Saturday, 27 February 2010

Postdoc and PhD position available

These positions are now closed.

Advertised today in Nature and on Thursday in New Scientist are two positions in my lab. I am looking for a postdoc and a PhD student to work on the genome evolution and epidemiology of four human pathogens as part of the Modernising Medical Microbiology project. Three of the pathogens share the theme of hospital-acquired infections: they are Staphylococcus aureus (of MRSA infamy), Clostridium difficile and norovirus (aka winter vomiting disease). The fourth is Mycobacterium tuberculosis (TB) which is a re-emerging problem in developed countries.

The aim of the project is to use whole genome sequencing of many isolates (100s to 1000s) in order to reconstruct evolutionary relationships and deconstruct transmission routes.

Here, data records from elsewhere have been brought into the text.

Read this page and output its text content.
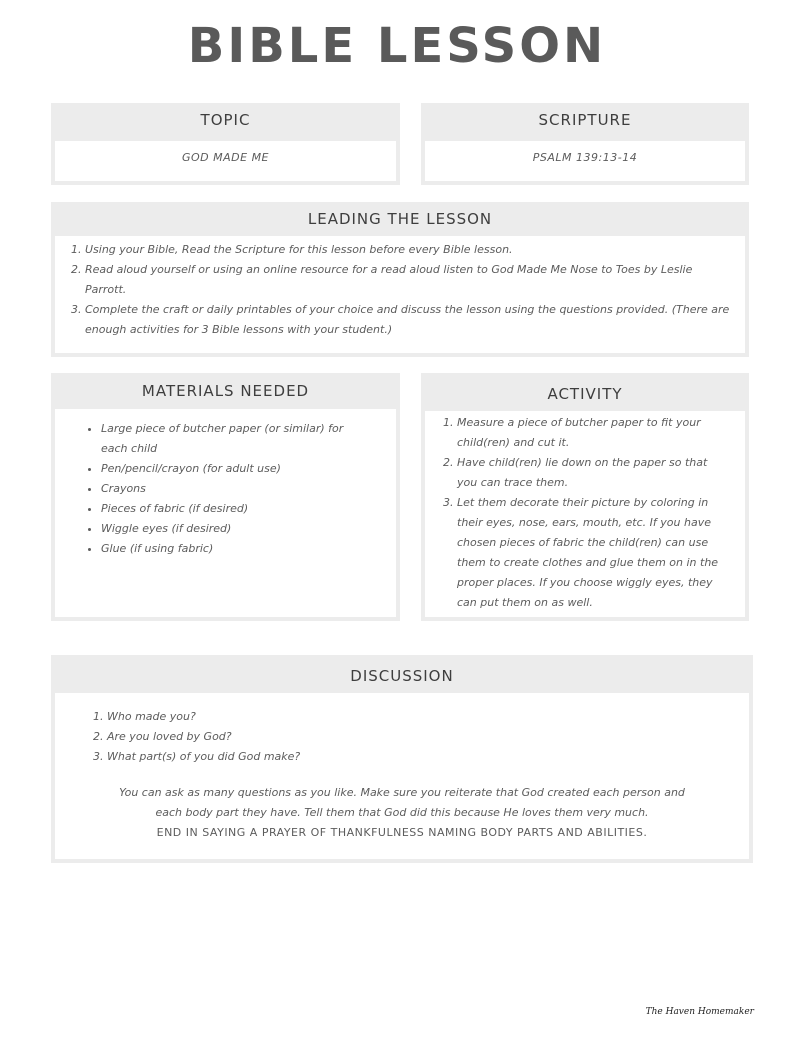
BIBLE LESSON
TOPIC
GOD MADE ME
SCRIPTURE
PSALM 139:13-14
LEADING THE LESSON
1. Using your Bible, Read the Scripture for this lesson before every Bible lesson.
2. Read aloud yourself or using an online resource for a read aloud listen to God Made Me Nose to Toes by Leslie Parrott.
3. Complete the craft or daily printables of your choice and discuss the lesson using the questions provided. (There are enough activities for 3 Bible lessons with your student.)
MATERIALS NEEDED
• Large piece of butcher paper (or similar) for each child
• Pen/pencil/crayon (for adult use)
• Crayons
• Pieces of fabric (if desired)
• Wiggle eyes (if desired)
• Glue (if using fabric)
ACTIVITY
1. Measure a piece of butcher paper to fit your child(ren) and cut it.
2. Have child(ren) lie down on the paper so that you can trace them.
3. Let them decorate their picture by coloring in their eyes, nose, ears, mouth, etc. If you have chosen pieces of fabric the child(ren) can use them to create clothes and glue them on in the proper places. If you choose wiggly eyes, they can put them on as well.
DISCUSSION
1. Who made you?
2. Are you loved by God?
3. What part(s) of you did God make?
You can ask as many questions as you like. Make sure you reiterate that God created each person and each body part they have. Tell them that God did this because He loves them very much.
END IN SAYING A PRAYER OF THANKFULNESS NAMING BODY PARTS AND ABILITIES.
The Haven Homemaker
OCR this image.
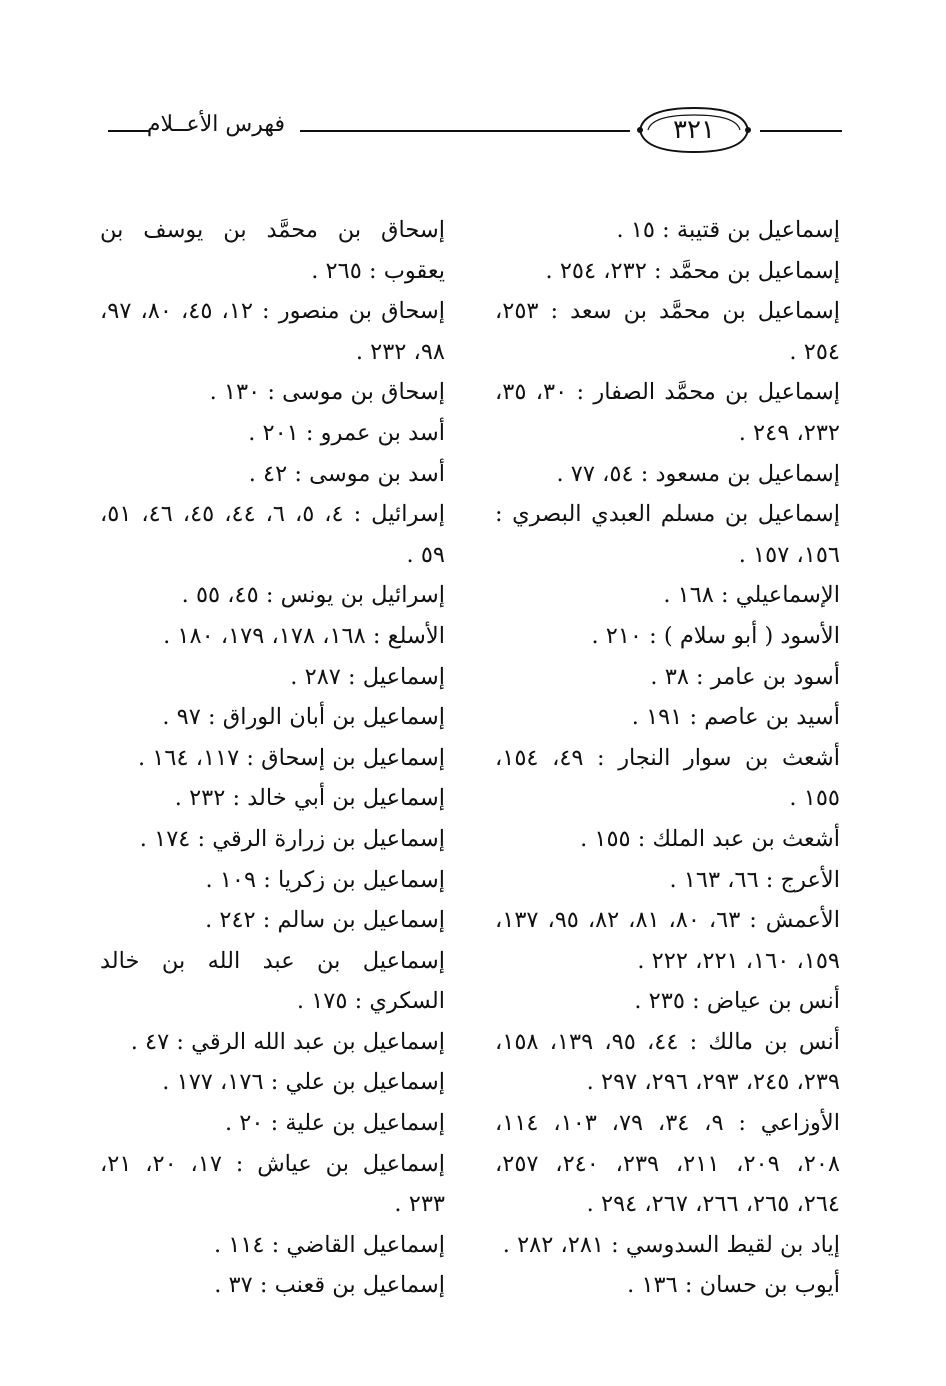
فهرس الأعــلام	٣٢١
إسماعيل بن قتيبة : ١٥ .
إسماعيل بن محمَّد : ٢٣٢، ٢٥٤ .
إسماعيل بن محمَّد بن سعد : ٢٥٣، ٢٥٤ .
إسماعيل بن محمَّد الصفار : ٣٠، ٣٥، ٢٣٢، ٢٤٩ .
إسماعيل بن مسعود : ٥٤، ٧٧ .
إسماعيل بن مسلم العبدي البصري : ١٥٦، ١٥٧ .
الإسماعيلي : ١٦٨ .
الأسود ( أبو سلام ) : ٢١٠ .
أسود بن عامر : ٣٨ .
أسيد بن عاصم : ١٩١ .
أشعث بن سوار النجار : ٤٩، ١٥٤، ١٥٥ .
أشعث بن عبد الملك : ١٥٥ .
الأعرج : ٦٦، ١٦٣ .
الأعمش : ٦٣، ٨٠، ٨١، ٨٢، ٩٥، ١٣٧، ١٥٩، ١٦٠، ٢٢١، ٢٢٢ .
أنس بن عياض : ٢٣٥ .
أنس بن مالك : ٤٤، ٩٥، ١٣٩، ١٥٨، ٢٣٩، ٢٤٥، ٢٩٣، ٢٩٦، ٢٩٧ .
الأوزاعي : ٩، ٣٤، ٧٩، ١٠٣، ١١٤، ٢٠٨، ٢٠٩، ٢١١، ٢٣٩، ٢٤٠، ٢٥٧، ٢٦٤، ٢٦٥، ٢٦٦، ٢٦٧، ٢٩٤ .
إياد بن لقيط السدوسي : ٢٨١، ٢٨٢ .
أيوب بن حسان : ١٣٦ .
إسحاق بن محمَّد بن يوسف بن يعقوب : ٢٦٥ .
إسحاق بن منصور : ١٢، ٤٥، ٨٠، ٩٧، ٩٨، ٢٣٢ .
إسحاق بن موسى : ١٣٠ .
أسد بن عمرو : ٢٠١ .
أسد بن موسى : ٤٢ .
إسرائيل : ٤، ٥، ٦، ٤٤، ٤٥، ٤٦، ٥١، ٥٩ .
إسرائيل بن يونس : ٤٥، ٥٥ .
الأسلع : ١٦٨، ١٧٨، ١٧٩، ١٨٠ .
إسماعيل : ٢٨٧ .
إسماعيل بن أبان الوراق : ٩٧ .
إسماعيل بن إسحاق : ١١٧، ١٦٤ .
إسماعيل بن أبي خالد : ٢٣٢ .
إسماعيل بن زرارة الرقي : ١٧٤ .
إسماعيل بن زكريا : ١٠٩ .
إسماعيل بن سالم : ٢٤٢ .
إسماعيل بن عبد الله بن خالد السكري : ١٧٥ .
إسماعيل بن عبد الله الرقي : ٤٧ .
إسماعيل بن علي : ١٧٦، ١٧٧ .
إسماعيل بن علية : ٢٠ .
إسماعيل بن عياش : ١٧، ٢٠، ٢١، ٢٣٣ .
إسماعيل القاضي : ١١٤ .
إسماعيل بن قعنب : ٣٧ .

We hope to develop the technology to the stage that we can trace the spread of pathogens in real time, and uncover the epidemiological triggers for the spread of disease.

As of January I have relocated to the Nuffield Department of Clinical Medicine at the University of Oxford, and the project is a collaborative affair between people at Oxford (including Rory Bowden, Derrick Crook, Peter Donnelly and Rosalind Harding), the Wellcome Trust Sanger Institute, the NHS and the Health Protection Agency. The project is funded by the UKCRC and further details of the positions are available online for the postdoc and PhD studentship. The closing date for applications is Friday, 2 April 2010.